Microcrystalline SnIP was prepared either by reaction of the elements in stoichiometric amounts or by the reaction of Sn, SnI4 and P in evacuated silica ampoule at 673 K. All glassware has been dried at 105° in an oven over night. Each ampoule was washed with acetone prior to the usage. The temperature program is as following: 0.8 K/min heating to 673 K, holding for 10 h and cooling with 5 K/h. Single crystals were prepared by heating Sn, SnI4 and red P (20 mg, 10 mg and 500 mg) up to 923 K (1.3 K/min) in an evacuated silica tube and holding for 5 h. The cooling was done stepwise first with 2 K/h to 773 K, after 15 h it was cooled down to room temperature with a cooling rate of 1.2 K/h. A SEM picture of the obtained microcrystals is shown in FIG. 2.

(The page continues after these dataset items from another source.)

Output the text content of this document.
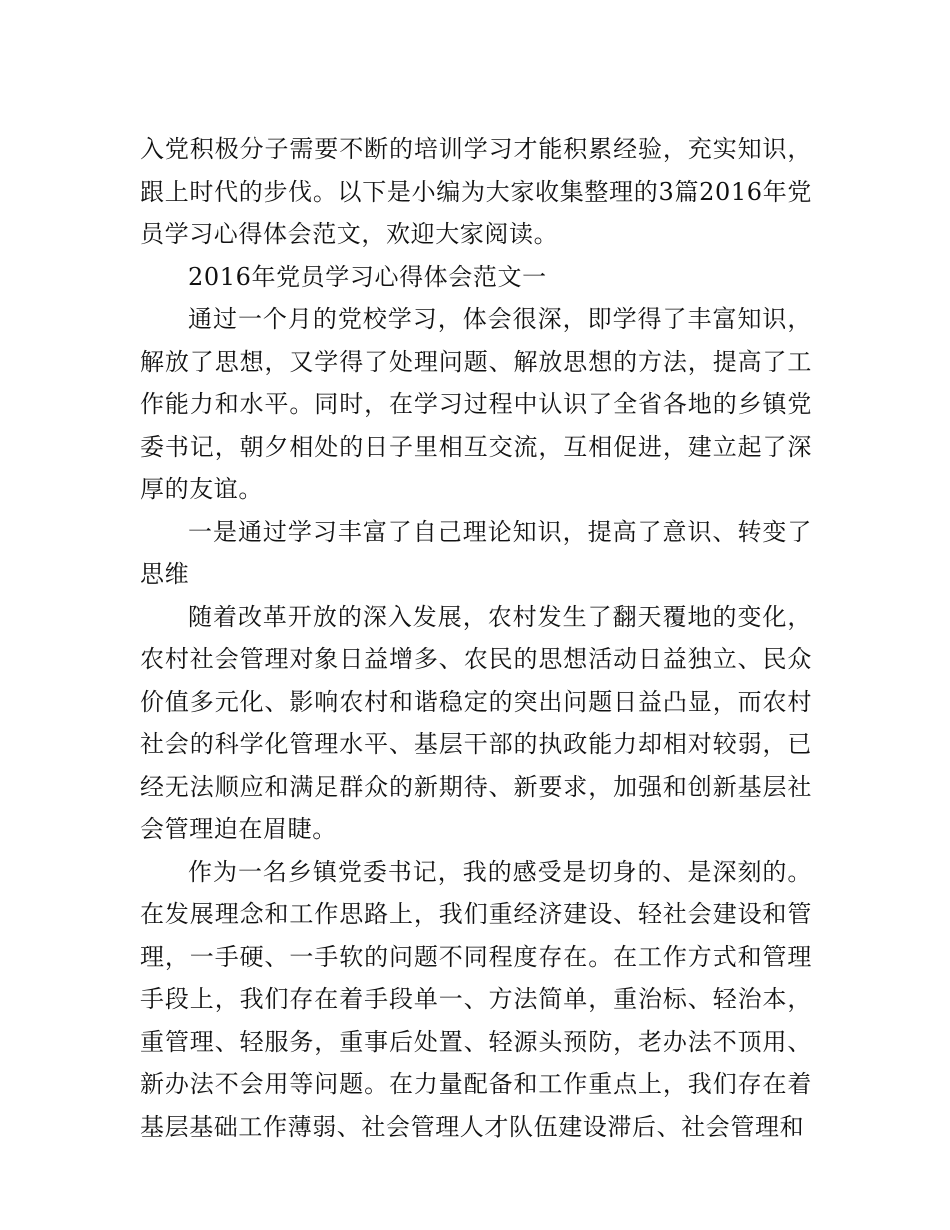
入党积极分子需要不断的培训学习才能积累经验，充实知识，跟上时代的步伐。以下是小编为大家收集整理的3篇2016年党员学习心得体会范文，欢迎大家阅读。

2016年党员学习心得体会范文一

通过一个月的党校学习，体会很深，即学得了丰富知识，解放了思想，又学得了处理问题、解放思想的方法，提高了工作能力和水平。同时，在学习过程中认识了全省各地的乡镇党委书记，朝夕相处的日子里相互交流，互相促进，建立起了深厚的友谊。

一是通过学习丰富了自己理论知识，提高了意识、转变了思维

随着改革开放的深入发展，农村发生了翻天覆地的变化，农村社会管理对象日益增多、农民的思想活动日益独立、民众价值多元化、影响农村和谐稳定的突出问题日益凸显，而农村社会的科学化管理水平、基层干部的执政能力却相对较弱，已经无法顺应和满足群众的新期待、新要求，加强和创新基层社会管理迫在眉睫。

作为一名乡镇党委书记，我的感受是切身的、是深刻的。在发展理念和工作思路上，我们重经济建设、轻社会建设和管理，一手硬、一手软的问题不同程度存在。在工作方式和管理手段上，我们存在着手段单一、方法简单，重治标、轻治本，重管理、轻服务，重事后处置、轻源头预防，老办法不顶用、新办法不会用等问题。在力量配备和工作重点上，我们存在着基层基础工作薄弱、社会管理人才队伍建设滞后、社会管理和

By exfoliation with common tape, nanosized crystals with a diameter smaller than 40 nm and an aspect ratio of >1000 (aspect ratio: quotient of length to diameter) were prepared. The tape method was applied previously for other 2D materials as graphene. Nano wires of even smaller diameters down to single strand wires were prepared by optimized exfoliation (with tape e.g. “Lensguard 7568” by Nitto) or by dispersing in chloroform.


Chemical Analysis:


Elemental analysis shows Sn:P:I 40.0:11.26:44.2 wt.-%. The theoretical values are: 42.92:11.2:45.88. Energy dispersive X-ray spectroscopy (EDX) has been performed leading to a composition of SnIP of Sn 33(1): P 34(2): I 33(1) at.-%. Theoretical values: 33:33:33 at.-%.


Structure Determination:


The crystal structure of SnIP (see FIGS. 1a and 1b) has been determined from a single crystal by X-ray diffraction and has been substantiated by X-ray powder diffraction of a microcrystalline sample. Lattice parameters and selected crystallographic data are: The crystal structure of SnIP: Stoe IPDS II diffractometer, MoKα radiation, λ=0.71069 Å, T=293 K, crystal dimensions 0.01×0.01×0.2 mm3, monoclinic, space group P2/c (No. 13), lattice parameters a=7.934(2) Å, b=9.802(3) Å, c=18.439(9) Å, β=110.06(5°), V=1347.0(9) Å3, Z=14. ρ (calc.)=4.772 g cm−3, μ (MoKα)=14.81 mm−1, numerical absorption correction, crystal description using X reflections, full matrix least squares refinement on F2 using Jana2006 [Petricek, V., et al., Z. Kristallogr. 2014, 229, 345.], 6796 reflections, 3567 unique ones, θ max=29.13°, 98 parameters, Rint 0.0859, R1 (1651Fo>3σ(Fo))=0.0407, wR2=0.0840, GoF=1.02, residual electron density+1.88/−1.98 e Å3.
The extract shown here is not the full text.